Games we played at the chapel - SunStar

Games we played at the chapel

By Eloise Caliao

IN front of our sitio’s chapel — Sr. San Vicente Ferrer — six houses from ours, is a lot where my childhood friends and I frequently met to play, talk, or just chill outside nearby stores. But it’s not every day that I joined them since my parents didn’t allow me to leave the house on school days, unlike all my other friends who could stay out anytime they wanted. I had to wait for five days of doing household chores and homework before the weekend finally came.

Illustration by Geraldine Sypiecco
Illustration by Geraldine Sypiecco

On Friday nights, the first thing I’d usually do was call out my best friend, Marie, who lives in the house just across ours. Sometimes, I’d just open their wooden door, the corroded spring that fastened it to the fence making a squeaking thud each time it closes. I’d wait for her in the living area, lying on their white couch full of cat scratch marks. Then we’d walk together to the chapel. Since my girl friends would bunch up earlier than the boys, we’d start playing girly games such as Chinese garter, jump rope, and sem-sem.

Then the boys would show up. “Okay, next game,” they’d tell us when they see us play games that question their masculinity, especially Chinese garter. Yet the games got more challenging having the boys around, as the fun meter rises. We’d play patintero, a game where one team tries to run along perpendicular “water” lines without getting tagged by the “defense” team. We also played the “Japanese” game, where we ran around the neighborhood “catching” members of the opposing team. I remember the banging sound when one player would run into the chapel’s metal doors and locks in the heat of the chase. The games made everyone run fast — as footsteps got heavier, slipper straps snapped one after the other. After all the frenzy, we would then play a game that required silence: hide and seek. We went on stealth mode, turned on our night vision, and resorted to guerilla tactics such as swapping personal stuff — shirts for boys, accessories for girls — to confound the “it.” Each time a game gets wearisome, we just start another one, as there were plenty of choices: jump rope, takyan and tumbang preso, among many others. When we got tired, we’d sit at Lola Enciang’s store or borrow the bench of Manang Salva, or when the two ladies are already asleep, just sit on our slippers on the dusty ground. Then we’d talk about the games we played, how much fun we had, our plans for the next weekend, teleseryes, and everything else. On Saturdays — my Sundays are spent preparing for the next school week, after attending mass with the family — we’d gather at the same place, same time, and do the same things over again. I value those moments of sharing our lives with each other.

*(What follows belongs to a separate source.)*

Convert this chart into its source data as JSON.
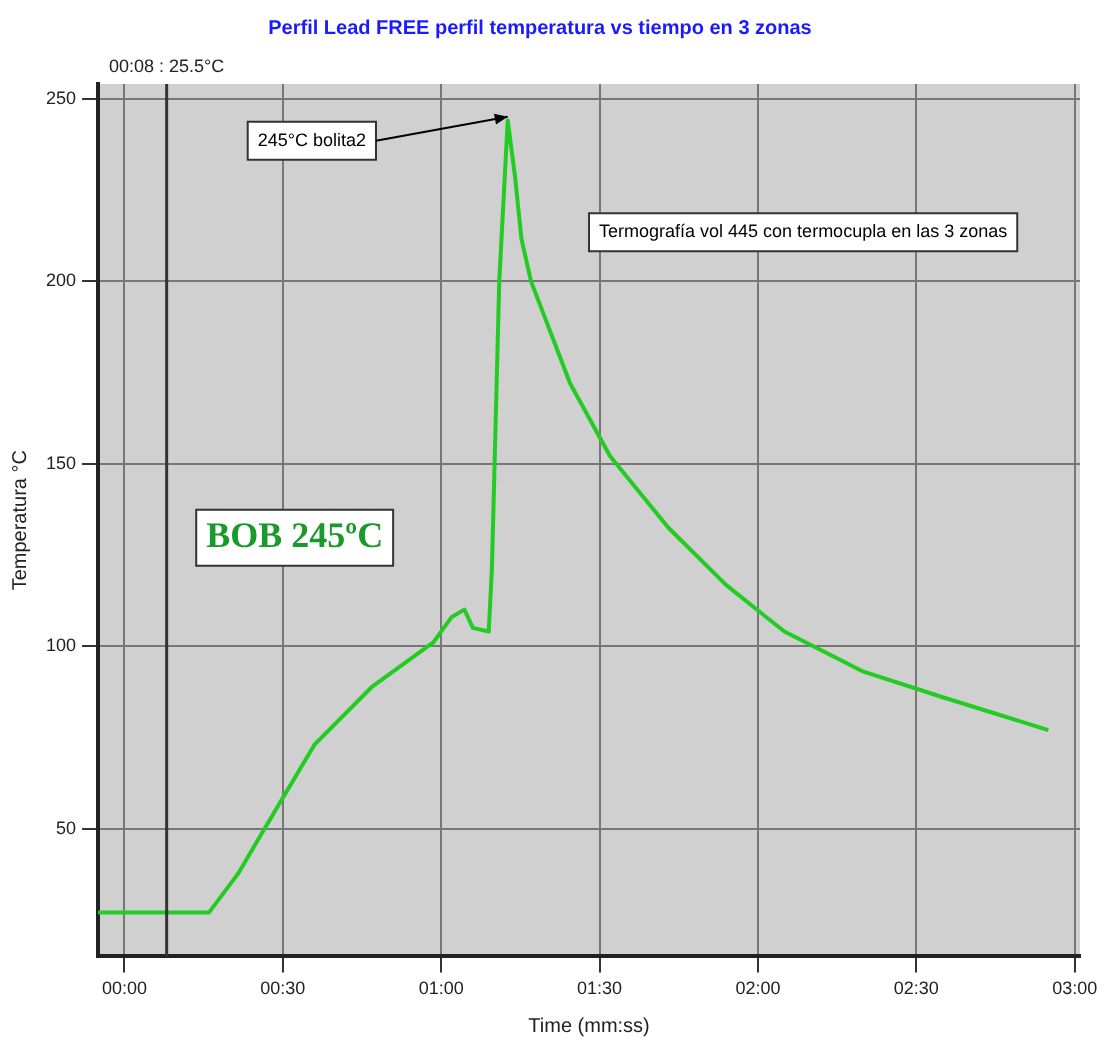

But people — just as everything else does — change. I got into a fight that wasn’t the mere forgive-and-forget type with Marie and some of the girls that changed our friendship. Their making new friends from a neighboring barangay added to the tension, and I felt a sort of rejection directed at me. It hurt most with Marie since we’ve had each other forever, and I never expected anything like that from her (we didn’t smile when our paths crossed). The sadness inside me became as loud as the footsteps we used to make when we played outside. We were now playing something different, and I hated it the most, the only game I regret losing.

In time, we said sorry to each other and became friends again, but it’s never the same and will never be. Friendship’s a game and friends are not always the best players. Chinese garters, jump ropes, and slippers are not the only things that break.